Os resultados do quarto trimestre de 2025 da Gerdau reforçaram a avaliação de analistas de que as operações na América do Norte continuam sustentando o desempenho da companhia, enquanto o mercado brasileiro segue pressionado pelas importações de aço e deve apresentar recuperação gradual apenas ao longo de 2026.

Relatórios de bancos indicam que a siderúrgica vive um momento de forte contraste entre as duas regiões.

Enquanto o mercado norte-americano apresenta resultados acima do esperado, a operação brasileira enfrenta margens mais apertadas em meio à maior penetração de aço importado, especialmente da China.

O Citi avaliou que o Ebitda ajustado da companhia somou R$ 2,37 bilhões no quarto trimestre, em linha com as estimativas do banco.

O desempenho na América do Norte ficou acima do esperado, com Ebitda de R$ 1,83 bilhão e margens próximas de 21%, impulsionadas por custos menores e volumes ligeiramente maiores.

Segundo o banco, a divisão norte-americana respondeu por cerca de 62% do Ebitda anual da companhia e por 73% no trimestre, refletindo a alta dos preços do aço na região desde 2025 e o ambiente mais protegido por barreiras comerciais nos EUA.

A Gerdau tem se beneficiado do fato de ser produtora local nos Estados Unidos, onde seguem em vigor as tarifas da Seção 232 sobre o aço importado, o que contribui para um ambiente de preços mais estável e maior previsibilidade de resultados.

A pressão do aço importado é vista pelo mercado como o principal fator limitando a recuperação da operação brasileira.

Em coletiva de imprensa nesta terça-feira (24), o CEO da Gerdau, Gustavo Werneck, afirmou que a companhia espera uma redução gradual das importações de aço ao longo de 2026, com impacto mais relevante a partir de 2027, à medida que avancem as investigações antidumping conduzidas pelo governo federal.

O Itaú BBA também apontou que a América do Norte deve continuar sendo o principal vetor de crescimento no curto prazo.
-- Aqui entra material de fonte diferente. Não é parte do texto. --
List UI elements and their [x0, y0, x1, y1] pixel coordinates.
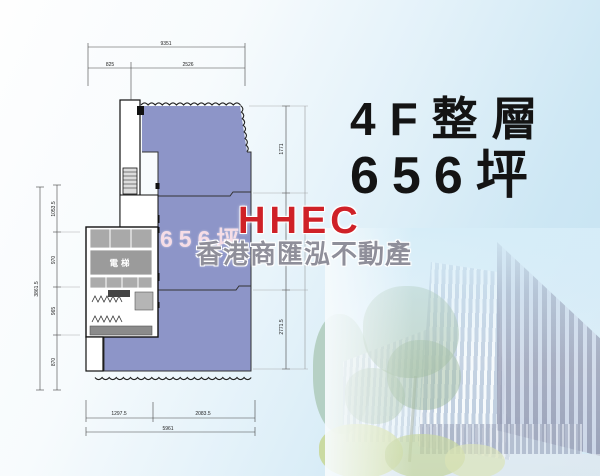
- dim-bottom-total: 5961: [162, 426, 173, 432]
- dim-top-total: 9351: [160, 41, 171, 47]
- headline-floor: 4F整層: [350, 96, 552, 142]
- dim-top-seg1: 825: [106, 62, 115, 68]
- dim-left-seg2: 970: [51, 256, 57, 265]
- dim-bottom-seg1: 1297.5: [111, 411, 127, 417]
- page: 電梯: [0, 0, 600, 476]
- agency-watermark: HHEC 香港商匯泓不動產: [196, 202, 412, 267]
- corner-column: [137, 106, 144, 115]
- dim-top-seg2: 2526: [182, 62, 193, 68]
- lower-corridor-strip: [86, 337, 103, 371]
- lobby-room: [120, 195, 158, 227]
- agency-company-name: 香港商匯泓不動產: [196, 241, 412, 267]
- dim-left-seg3: 965: [51, 307, 57, 316]
- curtainwall-top: [141, 103, 240, 105]
- dim-left-seg4: 870: [51, 358, 57, 367]
- elevator-label: 電梯: [109, 258, 132, 268]
- listing-headline: 4F整層 656坪: [350, 96, 552, 202]
- headline-area: 656坪: [350, 150, 552, 202]
- dim-right-seg2: 2771.5: [279, 319, 285, 335]
- dim-right-seg1: 1771: [279, 143, 285, 154]
- agency-logo-text: HHEC: [238, 202, 412, 240]
- dim-bottom-seg2: 2083.5: [195, 411, 211, 417]
- curtainwall-bottom: [95, 378, 251, 380]
- dim-left-total: 3861.5: [34, 281, 40, 297]
- dim-left-seg1: 1053.5: [51, 201, 57, 217]
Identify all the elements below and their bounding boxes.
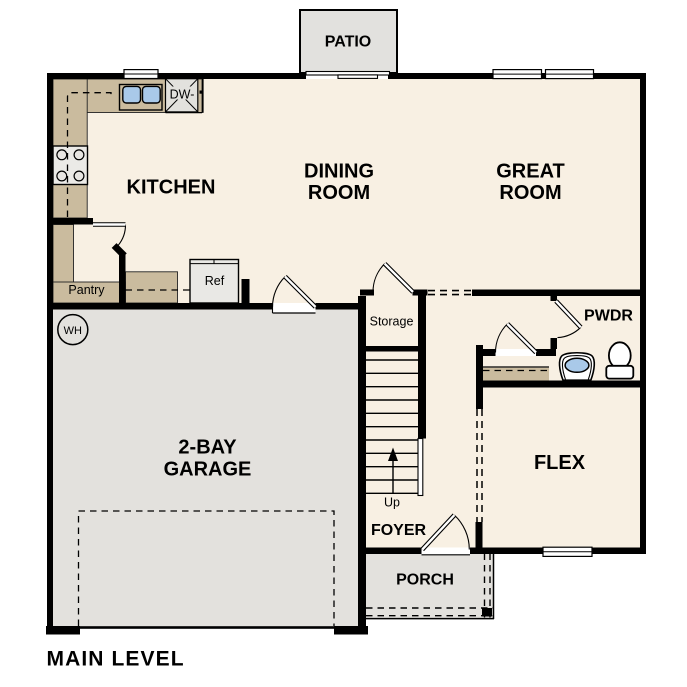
svg-text:DW-: DW- xyxy=(170,87,195,101)
svg-text:ROOM: ROOM xyxy=(308,182,370,204)
svg-text:KITCHEN: KITCHEN xyxy=(127,177,216,199)
svg-text:Pantry: Pantry xyxy=(68,283,105,297)
svg-text:Storage: Storage xyxy=(370,315,414,329)
svg-text:PORCH: PORCH xyxy=(396,572,454,589)
svg-text:Ref: Ref xyxy=(205,274,225,288)
svg-text:ROOM: ROOM xyxy=(499,182,561,204)
svg-text:GREAT: GREAT xyxy=(496,161,565,183)
svg-text:DINING: DINING xyxy=(304,161,374,183)
svg-text:PWDR: PWDR xyxy=(584,308,633,325)
svg-text:PATIO: PATIO xyxy=(325,34,372,51)
svg-text:FOYER: FOYER xyxy=(371,522,427,539)
svg-text:GARAGE: GARAGE xyxy=(164,459,252,481)
svg-text:Up: Up xyxy=(384,496,400,510)
svg-text:MAIN LEVEL: MAIN LEVEL xyxy=(47,648,185,671)
svg-text:FLEX: FLEX xyxy=(534,452,586,474)
svg-text:2-BAY: 2-BAY xyxy=(178,437,237,459)
svg-text:WH: WH xyxy=(64,325,82,337)
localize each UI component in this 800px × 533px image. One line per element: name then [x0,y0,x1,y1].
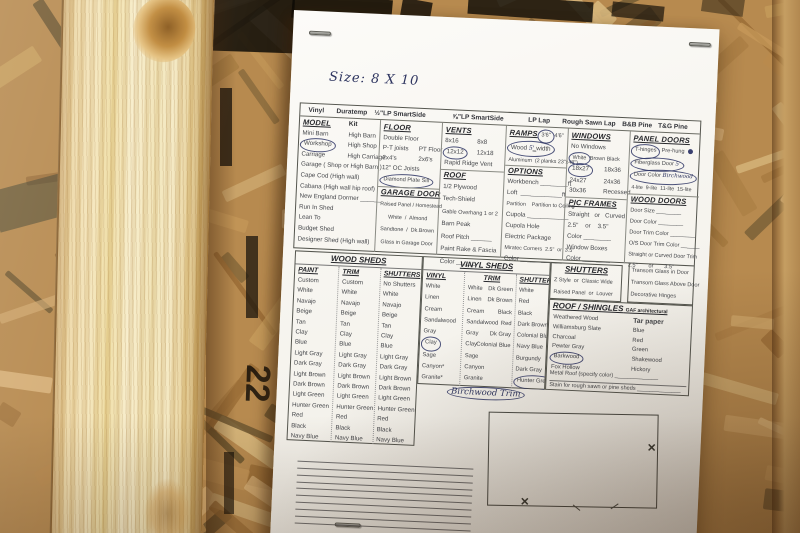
right-wall-edge [772,0,800,533]
window-color: Brown [590,155,606,162]
floor-plan-sketch: ✕ ✕ [487,412,659,509]
garage-door-option: Glass in Garage Door [378,236,435,251]
floor-option: P-T joists [383,144,409,152]
vent-option: 12x18 [476,148,493,159]
model-option: Cabana (High wall hip roof) [300,182,375,192]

O banco projeta melhora adicional das margens já no primeiro trimestre de 2026, sustentada por preços mais altos do aço, aumento sazonal dos embarques e ganhos de eficiência operacional.

Para o mercado brasileiro, a avaliação é de um início de ano mais desafiador.

O Itaú BBA projeta margens praticamente estáveis no primeiro trimestre, com melhora do mix de vendas e redução das exportações, mas impacto negativo do aumento de custos de matérias-primas, especialmente sucata e carvão metalúrgico.

Ainda assim, os analistas esperam recuperação gradual ao longo do ano, com melhora mais visível no segundo semestre, apoiada pela entrada em operação do projeto Miguel Burnier e pelo avanço de medidas de defesa comercial contra importações de aço.